Désespoir de poète : Leopardi
A SOI MEME
"Or tu domiras à jamais,
Harassé, mon coeur. Mort est le dernier mirage
Que je crus éternel. Mort. Je sens bien
Qu'en nous, des chères illusions
L'espoir, le désir même est éteint.
Dors à jamais. Assez
Lutté ! Aucune chose ne vaut
De t'agiter, ni de soupirs n'est digne
La terre. Fiel et ennui,
La vie, rien d'autre ; fange est le monde.
Calme-toi, désormais. Désespère
Pour de bon. A notre genre le sort
N'a donné que le mourir. Méprise désormais
Toi-même, la nature, le brut
Pouvoir, qui, inconnu, commande au mal commun,
Et l'infinie vanité du tout. - Leopardi, Chants, 28.

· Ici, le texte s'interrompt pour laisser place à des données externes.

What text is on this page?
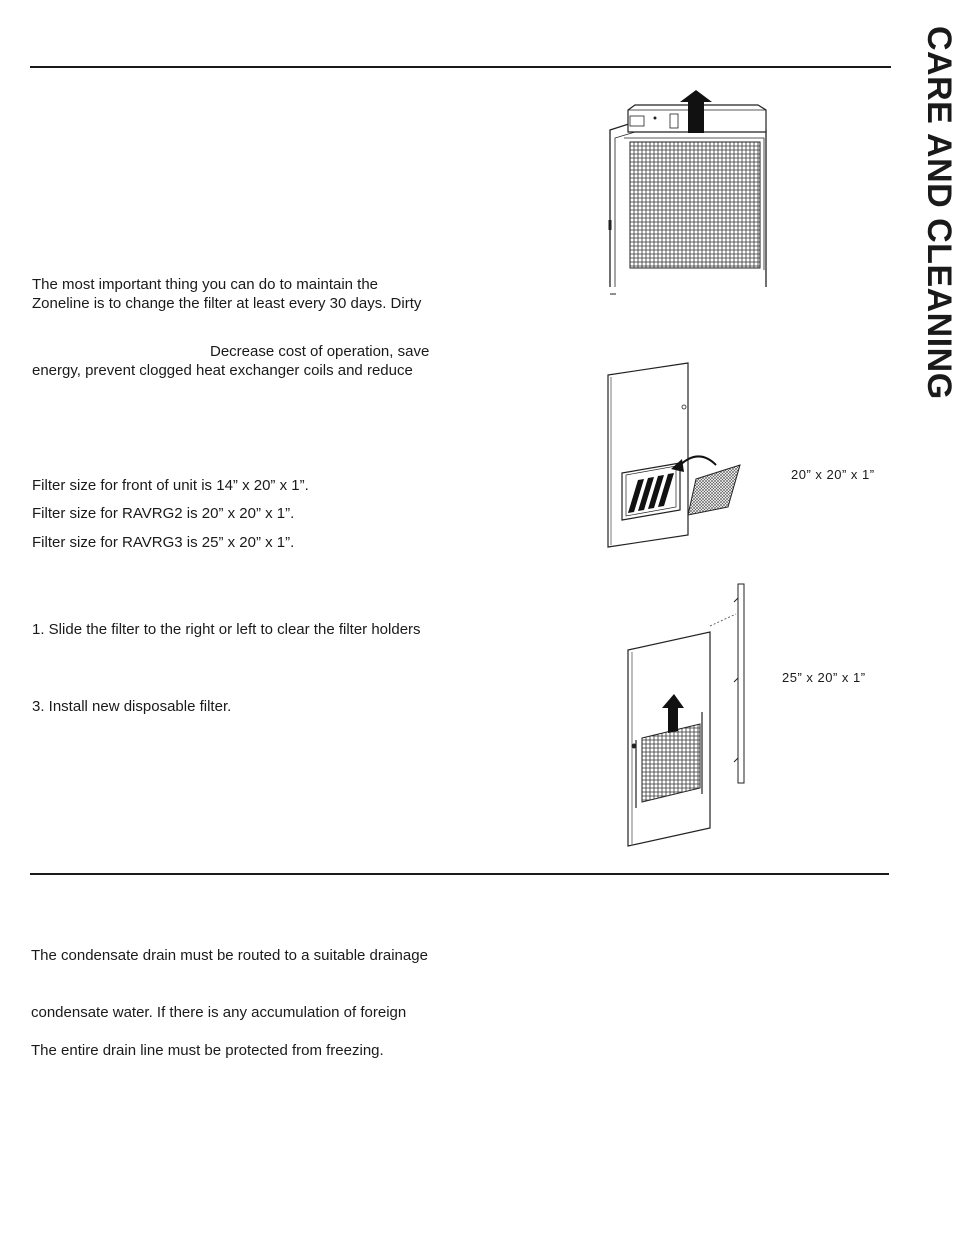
CARE AND CLEANING
The most important thing you can do to maintain the
Zoneline is to change the filter at least every 30 days. Dirty
Decrease cost of operation, save
energy, prevent clogged heat exchanger coils and reduce
Filter size for front of unit is 14” x 20” x 1”.
Filter size for RAVRG2 is 20” x 20” x 1”.
Filter size for RAVRG3 is 25” x 20” x 1”.
1. Slide the filter to the right or left to clear the filter holders
3. Install new disposable filter.
The condensate drain must be routed to a suitable drainage
condensate water. If there is any accumulation of foreign
The entire drain line must be protected from freezing.
20” x 20” x 1”
25” x 20” x 1”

Dans cette "traduction" j'ai tenu à conserver le rythme haletant du vers, qui seul exprime le rythme intérieur, et l'ordre des mots, quitte à bousculer l'usage en notre langue. Le poème possède sa propre logique interne, dont il importe de faire sentir la cadence originaire.
Je connais assez bien cette humeur et la partage assez au spectacle du monde tel qu'il va. Mais je ne la cultive pas. C'est déjà bien assez de la sentir, la noirceur de la désespérance, sans y ajouter la complicité de l'âme, et de la pensée. Mais c'est le privilège du poète, et son droit le plus sacré, d'exprimer, en son nom propre, ce qui l'affecte en profondeur, et que nous connaissons tous, pour peu que nous ayons une juste perception de nos mouvements internes. Nous y gagnerons en perspicacité. Reste à voir ce que, en conscience, nous en ferons pour la conduite de la vie.
Juste un mot encore : nous trouvons, dans notre bon Montaigne, que nul ne soupçonnera de mélancolie pathologique, un passage fort célèbre sur "le fient du monde" où nous croupissons tous, loin de la lumière éternelle des astres, et de splendeur de l'Etre.